Yesterday’s experiment worked rather well, thank you very much. In fact, it worked rather well in spite of myself, for even as I sat down to write knowing that I had a ‘limit’, and that I wasn’t going to allow myself to keep going until my eyes were falling out of their sockets with exhaustion, I didn’t really believe I’d do it. I didn’t really believe I could start writing and then stop, like that, and for it to have been my decision. Normally I go until I can’t any more, which – in all honesty – isn’t really a good policy. Not all the time, at least.
It tends to turn you into this:
The onset of December has already had a disastrous effect on my energy levels and general wellbeing-ness, so I’m glad to know that I am capable of immersing myself in writing without allowing it to get on top of me. I’ve done that before. Not good, for me or the writing.
I was speaking to a friend at the weekend about creative careers, and the danger faced by anyone who likes to create and who wants to do it for a living. My friend has her own business (she’s fantastically accomplished) but also enjoys baking, and is very good at it. Several people have encouraged her to take up cake-making on a semi-professional basis, as her work is easily as good as, if not better than, some of the cakes you see for sale in shops. (I can also testify to the absolute deliciousness of her work. Someone’s got to look after quality control, after all). However, my friend made the very good point that she loves baking because it’s not her job. She fears that if she began to sell her baked goods, it would take the joy out of it.
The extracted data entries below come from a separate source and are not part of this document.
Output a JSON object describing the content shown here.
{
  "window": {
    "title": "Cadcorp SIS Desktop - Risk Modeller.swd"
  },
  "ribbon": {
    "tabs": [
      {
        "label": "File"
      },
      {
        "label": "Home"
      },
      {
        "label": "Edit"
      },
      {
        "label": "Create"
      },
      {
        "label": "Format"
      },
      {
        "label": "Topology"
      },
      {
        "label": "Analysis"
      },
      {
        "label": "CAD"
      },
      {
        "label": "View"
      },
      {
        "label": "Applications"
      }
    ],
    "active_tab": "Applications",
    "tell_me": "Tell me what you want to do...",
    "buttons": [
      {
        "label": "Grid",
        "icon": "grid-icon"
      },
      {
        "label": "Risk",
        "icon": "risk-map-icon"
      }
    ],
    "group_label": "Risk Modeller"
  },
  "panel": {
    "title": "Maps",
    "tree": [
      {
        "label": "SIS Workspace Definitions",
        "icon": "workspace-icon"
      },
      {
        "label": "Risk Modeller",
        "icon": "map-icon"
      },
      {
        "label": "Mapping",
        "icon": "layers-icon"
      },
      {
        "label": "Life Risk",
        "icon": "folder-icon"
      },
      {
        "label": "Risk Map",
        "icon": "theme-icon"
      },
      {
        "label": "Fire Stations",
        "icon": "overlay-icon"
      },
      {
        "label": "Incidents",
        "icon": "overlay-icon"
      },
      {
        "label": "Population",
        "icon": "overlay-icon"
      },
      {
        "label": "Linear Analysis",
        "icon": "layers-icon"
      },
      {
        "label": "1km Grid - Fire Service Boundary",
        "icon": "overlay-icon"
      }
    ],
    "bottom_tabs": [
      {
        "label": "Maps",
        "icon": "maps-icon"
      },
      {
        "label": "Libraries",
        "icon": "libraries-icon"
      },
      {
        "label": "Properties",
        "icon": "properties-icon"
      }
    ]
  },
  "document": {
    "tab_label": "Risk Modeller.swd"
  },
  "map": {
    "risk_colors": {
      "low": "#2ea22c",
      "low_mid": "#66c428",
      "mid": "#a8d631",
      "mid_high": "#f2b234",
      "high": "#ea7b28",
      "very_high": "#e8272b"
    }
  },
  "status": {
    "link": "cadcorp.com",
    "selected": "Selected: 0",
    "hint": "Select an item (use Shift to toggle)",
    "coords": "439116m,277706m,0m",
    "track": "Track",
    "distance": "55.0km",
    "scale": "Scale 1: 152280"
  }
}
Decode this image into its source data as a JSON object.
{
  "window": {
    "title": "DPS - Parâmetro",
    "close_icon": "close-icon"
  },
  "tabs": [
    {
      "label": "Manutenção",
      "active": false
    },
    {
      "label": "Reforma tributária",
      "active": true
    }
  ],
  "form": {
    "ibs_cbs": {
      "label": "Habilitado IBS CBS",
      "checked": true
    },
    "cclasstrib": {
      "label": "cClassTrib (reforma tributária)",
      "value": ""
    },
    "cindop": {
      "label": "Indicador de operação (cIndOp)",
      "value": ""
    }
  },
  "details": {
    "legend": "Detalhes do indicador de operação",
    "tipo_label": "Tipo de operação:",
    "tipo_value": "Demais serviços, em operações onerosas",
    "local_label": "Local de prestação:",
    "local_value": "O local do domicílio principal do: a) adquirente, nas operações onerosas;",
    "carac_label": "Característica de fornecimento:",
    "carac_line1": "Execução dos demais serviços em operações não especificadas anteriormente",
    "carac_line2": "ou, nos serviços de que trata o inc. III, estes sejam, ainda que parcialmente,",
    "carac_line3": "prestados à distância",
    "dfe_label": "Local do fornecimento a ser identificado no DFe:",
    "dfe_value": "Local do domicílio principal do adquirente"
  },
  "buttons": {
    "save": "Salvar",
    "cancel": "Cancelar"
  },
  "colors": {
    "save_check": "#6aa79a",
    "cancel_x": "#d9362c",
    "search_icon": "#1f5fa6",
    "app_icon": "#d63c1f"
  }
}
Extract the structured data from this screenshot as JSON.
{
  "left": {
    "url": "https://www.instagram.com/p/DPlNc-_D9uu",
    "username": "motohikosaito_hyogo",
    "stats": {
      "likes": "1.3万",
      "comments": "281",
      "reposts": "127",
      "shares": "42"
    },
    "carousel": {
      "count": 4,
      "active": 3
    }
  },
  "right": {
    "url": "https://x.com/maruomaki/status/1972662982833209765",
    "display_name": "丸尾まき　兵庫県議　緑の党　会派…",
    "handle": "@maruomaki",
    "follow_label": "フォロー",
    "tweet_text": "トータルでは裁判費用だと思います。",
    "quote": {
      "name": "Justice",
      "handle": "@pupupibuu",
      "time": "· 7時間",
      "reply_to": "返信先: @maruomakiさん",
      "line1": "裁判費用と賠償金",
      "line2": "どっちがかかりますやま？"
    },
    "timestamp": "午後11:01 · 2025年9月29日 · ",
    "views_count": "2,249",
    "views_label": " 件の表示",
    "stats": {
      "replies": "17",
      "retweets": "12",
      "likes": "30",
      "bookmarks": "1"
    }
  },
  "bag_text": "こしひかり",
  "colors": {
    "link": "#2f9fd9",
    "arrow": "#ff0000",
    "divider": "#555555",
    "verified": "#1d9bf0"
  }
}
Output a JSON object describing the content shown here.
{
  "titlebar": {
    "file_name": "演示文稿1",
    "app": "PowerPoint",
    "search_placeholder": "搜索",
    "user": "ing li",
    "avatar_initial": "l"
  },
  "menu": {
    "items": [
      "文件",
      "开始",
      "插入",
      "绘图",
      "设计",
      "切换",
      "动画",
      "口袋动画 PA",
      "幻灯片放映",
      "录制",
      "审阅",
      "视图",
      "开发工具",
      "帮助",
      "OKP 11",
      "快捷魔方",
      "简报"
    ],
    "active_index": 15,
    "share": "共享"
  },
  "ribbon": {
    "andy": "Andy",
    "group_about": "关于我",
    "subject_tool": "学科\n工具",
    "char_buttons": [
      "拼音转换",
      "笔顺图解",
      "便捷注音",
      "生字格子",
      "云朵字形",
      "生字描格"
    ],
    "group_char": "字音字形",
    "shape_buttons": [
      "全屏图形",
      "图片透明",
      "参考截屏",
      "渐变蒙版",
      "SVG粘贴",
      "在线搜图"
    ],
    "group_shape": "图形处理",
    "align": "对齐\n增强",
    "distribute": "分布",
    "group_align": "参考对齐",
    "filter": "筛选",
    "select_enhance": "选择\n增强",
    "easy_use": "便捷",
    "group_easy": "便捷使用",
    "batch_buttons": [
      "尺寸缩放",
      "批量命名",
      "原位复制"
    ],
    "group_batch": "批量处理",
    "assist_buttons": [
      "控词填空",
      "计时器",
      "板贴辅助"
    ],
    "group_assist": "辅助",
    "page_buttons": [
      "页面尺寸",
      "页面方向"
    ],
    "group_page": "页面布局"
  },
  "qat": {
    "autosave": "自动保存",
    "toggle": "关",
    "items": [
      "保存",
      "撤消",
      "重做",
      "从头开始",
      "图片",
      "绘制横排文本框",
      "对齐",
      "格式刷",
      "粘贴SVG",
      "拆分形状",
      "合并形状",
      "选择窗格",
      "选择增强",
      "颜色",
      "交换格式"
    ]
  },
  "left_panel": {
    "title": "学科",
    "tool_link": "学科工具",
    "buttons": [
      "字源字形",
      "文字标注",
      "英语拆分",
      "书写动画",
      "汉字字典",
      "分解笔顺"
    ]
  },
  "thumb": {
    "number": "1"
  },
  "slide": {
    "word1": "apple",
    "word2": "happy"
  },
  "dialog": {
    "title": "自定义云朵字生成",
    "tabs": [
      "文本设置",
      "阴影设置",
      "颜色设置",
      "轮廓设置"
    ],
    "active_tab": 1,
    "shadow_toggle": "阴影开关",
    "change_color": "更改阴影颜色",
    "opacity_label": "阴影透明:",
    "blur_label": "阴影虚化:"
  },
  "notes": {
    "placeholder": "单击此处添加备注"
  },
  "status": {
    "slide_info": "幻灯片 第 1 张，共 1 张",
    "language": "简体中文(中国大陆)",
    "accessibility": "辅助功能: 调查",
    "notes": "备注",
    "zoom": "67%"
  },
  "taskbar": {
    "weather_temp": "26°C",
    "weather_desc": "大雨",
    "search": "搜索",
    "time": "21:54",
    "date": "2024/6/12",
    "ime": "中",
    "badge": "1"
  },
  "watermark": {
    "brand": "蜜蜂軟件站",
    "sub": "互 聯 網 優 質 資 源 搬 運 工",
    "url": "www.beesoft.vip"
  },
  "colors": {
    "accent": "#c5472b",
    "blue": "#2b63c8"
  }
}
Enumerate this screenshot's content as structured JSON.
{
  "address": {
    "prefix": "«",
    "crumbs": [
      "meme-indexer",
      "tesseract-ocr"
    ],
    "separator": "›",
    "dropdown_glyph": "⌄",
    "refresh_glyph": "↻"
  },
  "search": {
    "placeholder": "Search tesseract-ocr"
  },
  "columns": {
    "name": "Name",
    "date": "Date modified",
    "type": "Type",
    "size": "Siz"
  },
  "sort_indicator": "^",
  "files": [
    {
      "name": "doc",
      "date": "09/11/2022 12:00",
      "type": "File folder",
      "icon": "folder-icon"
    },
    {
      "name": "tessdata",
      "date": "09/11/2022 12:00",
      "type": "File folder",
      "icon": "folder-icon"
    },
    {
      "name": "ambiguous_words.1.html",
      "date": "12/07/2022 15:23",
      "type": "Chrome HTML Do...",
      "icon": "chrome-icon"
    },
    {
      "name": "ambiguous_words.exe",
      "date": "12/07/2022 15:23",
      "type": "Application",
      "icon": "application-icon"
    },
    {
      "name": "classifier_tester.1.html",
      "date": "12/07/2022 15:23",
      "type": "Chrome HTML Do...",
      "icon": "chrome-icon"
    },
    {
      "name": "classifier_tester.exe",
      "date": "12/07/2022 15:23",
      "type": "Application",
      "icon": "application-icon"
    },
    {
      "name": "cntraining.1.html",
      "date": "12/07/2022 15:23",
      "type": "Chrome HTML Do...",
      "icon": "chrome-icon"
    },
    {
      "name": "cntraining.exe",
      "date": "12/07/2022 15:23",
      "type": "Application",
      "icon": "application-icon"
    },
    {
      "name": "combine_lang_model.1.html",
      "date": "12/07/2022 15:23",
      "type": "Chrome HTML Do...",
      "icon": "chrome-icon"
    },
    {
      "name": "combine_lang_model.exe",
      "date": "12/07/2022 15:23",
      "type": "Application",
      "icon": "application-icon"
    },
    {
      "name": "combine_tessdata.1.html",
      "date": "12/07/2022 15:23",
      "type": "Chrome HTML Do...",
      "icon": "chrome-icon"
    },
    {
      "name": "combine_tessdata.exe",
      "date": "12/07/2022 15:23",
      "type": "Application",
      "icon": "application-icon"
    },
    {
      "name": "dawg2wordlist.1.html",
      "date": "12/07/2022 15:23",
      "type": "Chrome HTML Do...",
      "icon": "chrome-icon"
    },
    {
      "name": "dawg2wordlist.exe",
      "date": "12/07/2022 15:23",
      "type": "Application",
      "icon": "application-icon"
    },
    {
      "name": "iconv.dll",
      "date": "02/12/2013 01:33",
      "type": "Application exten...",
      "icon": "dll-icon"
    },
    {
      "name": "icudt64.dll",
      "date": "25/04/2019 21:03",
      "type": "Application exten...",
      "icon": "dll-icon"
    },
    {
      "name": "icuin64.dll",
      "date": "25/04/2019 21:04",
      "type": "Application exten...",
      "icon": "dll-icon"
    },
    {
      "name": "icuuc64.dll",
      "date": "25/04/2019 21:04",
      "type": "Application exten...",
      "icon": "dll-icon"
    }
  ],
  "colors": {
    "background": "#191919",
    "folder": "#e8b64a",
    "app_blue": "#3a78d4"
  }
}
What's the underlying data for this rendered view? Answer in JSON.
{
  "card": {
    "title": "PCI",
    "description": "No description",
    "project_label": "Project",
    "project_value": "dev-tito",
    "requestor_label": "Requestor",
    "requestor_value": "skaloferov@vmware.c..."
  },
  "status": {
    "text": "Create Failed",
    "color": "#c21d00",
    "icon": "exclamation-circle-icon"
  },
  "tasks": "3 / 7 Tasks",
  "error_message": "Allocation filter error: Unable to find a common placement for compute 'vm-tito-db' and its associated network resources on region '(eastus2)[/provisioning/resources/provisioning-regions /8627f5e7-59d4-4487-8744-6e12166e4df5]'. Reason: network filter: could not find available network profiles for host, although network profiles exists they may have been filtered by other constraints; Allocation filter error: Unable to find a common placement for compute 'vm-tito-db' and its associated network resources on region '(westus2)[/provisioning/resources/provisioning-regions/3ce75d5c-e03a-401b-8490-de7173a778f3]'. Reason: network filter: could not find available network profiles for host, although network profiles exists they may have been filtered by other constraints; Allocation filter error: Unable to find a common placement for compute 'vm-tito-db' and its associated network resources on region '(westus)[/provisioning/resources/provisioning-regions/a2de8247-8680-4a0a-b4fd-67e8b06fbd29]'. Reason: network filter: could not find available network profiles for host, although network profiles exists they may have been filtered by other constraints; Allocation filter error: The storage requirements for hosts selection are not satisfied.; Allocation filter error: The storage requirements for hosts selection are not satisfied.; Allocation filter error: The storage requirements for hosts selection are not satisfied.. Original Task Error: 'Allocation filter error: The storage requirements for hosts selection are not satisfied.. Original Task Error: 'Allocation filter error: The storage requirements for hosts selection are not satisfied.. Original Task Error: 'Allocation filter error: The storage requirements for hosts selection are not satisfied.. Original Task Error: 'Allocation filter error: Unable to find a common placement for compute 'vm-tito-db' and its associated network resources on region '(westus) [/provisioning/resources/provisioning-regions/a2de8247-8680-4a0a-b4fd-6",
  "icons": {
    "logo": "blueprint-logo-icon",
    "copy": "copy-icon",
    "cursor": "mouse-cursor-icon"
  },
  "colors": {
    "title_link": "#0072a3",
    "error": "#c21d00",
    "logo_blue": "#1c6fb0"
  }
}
This, I’ll admit, is something that worries me, too.
At school I was good at art. I loved to draw, and still do (though I don’t get time to draw much anymore), and I liked pushing myself to learn about different techniques and tools. In my final year at school I was halfway through creating a portfolio to apply to art college when I realised: I don’t want to work at something which I’d rather have as a hobby. I wanted to keep art as something I did without feeling pressured or stressed, and as well as that I knew I didn’t have much of an eye for design – I was a draughtsperson, good with line and shade, but not so good with composition. I knew my limits, and I didn’t want to waste my career wishing I could be a better, or different, artist than I was, straining for abilities I didn’t have.
I have limits with my writing, too. There are things which simply don’t interest me, and there are things I know I’ll never be able to attempt because I don’t have the skills – horror, for instance, or crime writing, or women’s fiction. But where art was definitely a hobby, and not something which took over my every waking moment, I feel differently about writing. I woke the other night at four a.m. thinking about the project I began yesterday. I’m constantly thinking about writing, and characters, and stories, and even though I know some of the ideas I have aren’t workable, or big enough, or original enough, to ever leave the confines of my skull, I have no control over the fact that I’m always thinking about writing and ways to improve my writing. I don’t have all the skills and abilities I need to write yet, either – but I want to develop them.
I want to write professionally, and to the absolute best of my ability, in the hope that it is of a high enough standard to be acceptable, but I also want to be able to take a hobbyist mental approach to it. I want to be able to think that the work I’m doing doesn’t have to be perfect first time around, or it doesn’t have to be the best story ever written (even if, in reality, it does!) I want to be able to start and stop as I please, write 1500 words and then leave it at that, or work for three hours and then stop, not because I have to but because it’s the best thing for me. I want writing to be my job, but I understand that working at it in the same way I’m used to working (eight hours straight, short breaks, unrelenting focus, goal-oriented, self-motivated) can sometimes lead to poor ‘product’. Of course, wanting all this doesn’t mean I’ll get it, but I think this is the constant balancing act of people who work creatively – trying to ensure you’re working as well as you can while maintaining your health (mental and physical) and the quality of the work you’re producing. It’s not easy. Everyone writes differently, and what works for one writer won’t necessarily work for another, but I think – though I’m still experimenting – that I’ll try working in short focused bursts for a while, and see if it makes a difference, both to my work and to my mind.
I have completed one book, of which I am proud. I have several ideas for future books, which I want to write to the same standard. I want to write for the rest of my life, and so that means I need to develop a technique which allows me to be prolific and also produce work of a high standard – the best of the ‘professional’ and ‘hobbyist’ worlds, one might say – as well as equipping me to prepare for a long-term career.
It’s early days, but I hope I’m finding my feet.